La plupart des photographies en circulation aujourd’hui, la plupart des projets que nous voyons, même s’ils sont excellents et forts, ressemblent à quelque chose que nous avons vu auparavant. Ils nous apportent les inspirations d’autres photographes, ou les mouvements photographiques d’antan. Mais en regardant la photographie de Shinji Nagabe, quelque chose d’inhabituel et de profondément vrai nous touche.
Nous avons donc décidé de déchiffrer ici, pour vous, la pensée Shinjinienne. En d’autres termes, nous mettons sur papier ce que le rituel photographique de Shinji Nagabe nous apprend et qui fait de sa photographie quelque chose de bouleversant.
Shinji fait partie de cette nouvelle génération qui a choisi la trans-territorialité, capable de vivre partout dans le monde. Il a vécu au Japon, en France et vit maintenant en Espagne.
Mais ce qui fait du regard de Shinji une révolution, c’est qu’il pratique ce que nous appelons chez Iandé de la philosophie photographique.
Chaque nouvelle série nous apparaît comme une étude sur les manières de voir, obligeant le spectateur à repenser son point de vue, sa vision du monde, à interagir pleinement, à se laisser capturer pour remettre en question sa propre échelle de valeurs. Tout cela avec une incroyable dose d’ironie et de poésie, pour reprendre l’expression française, « du jamais vu ».
Shinji nous fait sortir de notre zone de confort, ébranlant nos connaissances photographiques, car il nous apporte sa différence sans perdre cette vision intimidante, satirique et anthropologique de la vie. Ce n’est pas un hasard si Shinji a été finaliste au cours des dernières années pour le prix de photographie Gávea, le prix HSBC de photographie, le prix Découverte Louis Rœderer avec « La République des Bananes  » (Les Rencontres d’Arles -2019) et le prix Maison Blanche du festival Photo Marseille. Shinji expose actuellement à Barcelone. Il fait partie des photographes choisis par Iandé pour participer à la série « confinados ».
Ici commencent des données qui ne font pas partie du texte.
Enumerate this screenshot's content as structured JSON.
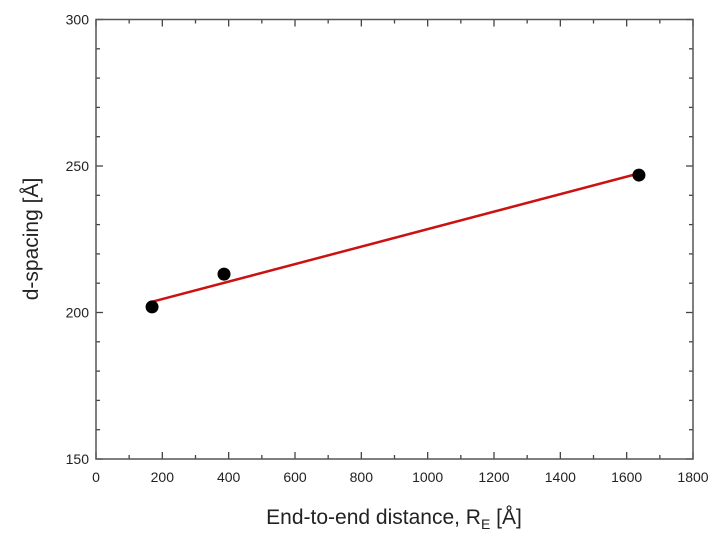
{
  "chart_data": {
    "type": "scatter",
    "title": "",
    "xlabel": "End-to-end distance, R",
    "xlabel_sub": "E",
    "xlabel_unit": " [Å]",
    "ylabel": "d-spacing [Å]",
    "xlim": [
      0,
      1800
    ],
    "ylim": [
      150,
      300
    ],
    "xticks": [
      0,
      200,
      400,
      600,
      800,
      1000,
      1200,
      1400,
      1600,
      1800
    ],
    "yticks": [
      150,
      200,
      250,
      300
    ],
    "grid": false,
    "points": [
      {
        "x": 169,
        "y": 201.9
      },
      {
        "x": 386,
        "y": 213.1
      },
      {
        "x": 1637,
        "y": 246.9
      }
    ],
    "fit_line": {
      "type": "linear",
      "x_range": [
        170,
        1637
      ],
      "slope": 0.02986,
      "intercept": 198.6,
      "color": "#cc1111"
    },
    "marker_color": "#000000"
  }
}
Dix commandements Shinjiniens

1) Maîtrisez les processus et recherchez la capacité de créer la photographie en vous. Partez d’une feuille vierge, sans références. Essayez de transformer le temps en un récit cohérent du monde qui vous entoure. Utilisez la lentille magique que vous ne pouvez acheter nulle part et qui s’appelle l’imagination.
2) Apportez votre enfance et votre mémoire à ce qui est à voir et que nous ne pouvons pas toujours voir. Créez le ludique, comme quelqu’un qui construit un nouveau jouet. Si vous devez choisir une arme qui nous aidera à surmonter la réalité brute, choisissez le pistolet à eau.

3) Permettez-vous. Autorisez-vous. Sans censure. Ayez votre propre univers.
4) Croyez en votre pensée créative. Croyez dans l’absurdité de l’idée improbable que beaucoup rejettent sans même l’explorer. Dépassez vos limites.
5) Poussez votre production photographique à l’extrême. Essayez-la. Coupez-la. Transformez-la.
6) Parlez de ce que vous savez. Ce qui vous touche, ce qui vous dérange, avec un vrai fondement. Vos projets n’auront de répercussions que s’ils reposent sur votre univers propre.
7) Interrogez ce qui vous parait étrange, ce qui n’est pas encore. Trouvez l’objet de votre obsession. Inventez de nouvelles sources photographiques.
8) Aimez l’humour comme matière première. Estompez les limites ente la réalité et la fiction.
9) Travaillez sur l’identifiant et l’identifié, donnant au spectateur la possibilité de se reconnaître dans vos personnages.
10) Ayez un discours cohérent. Étendu. Suscitez la controverse.

Nous vous invitons à découvrir la nouvelle exposition “Re-vueltas”de SHINJI NAGABE dans laquelle tous ses commandements sont mis en œuvre, accompagné du texte d’ouverture de Carmen Dalmau.

Du 11  février  au 20 mars, 2021 // SALA CAVA –  Centre Civic Can Basté – Barcelone

La restitution du visage.

Par Carmen Dalmau

Shinji Nagabe incarne l’essence du syncrétisme. L’éloignement fait partie de son regard dans son évolution vitale. De son être dans le monde, de multiples histoires et diverses géographies coulent. A chaque retour dans les régions brésiliennes qu’il habitait autrefois, il ressent la terre trembler comme s’il s’agissait d’une extension de son corps.

Il est difficile de traiter avec dignité la représentation d’enfants et d’adolescents démunis et gravement blessés et bien plus difficile encore de l’atteindre avec un sens de l’humour subtil et intelligent.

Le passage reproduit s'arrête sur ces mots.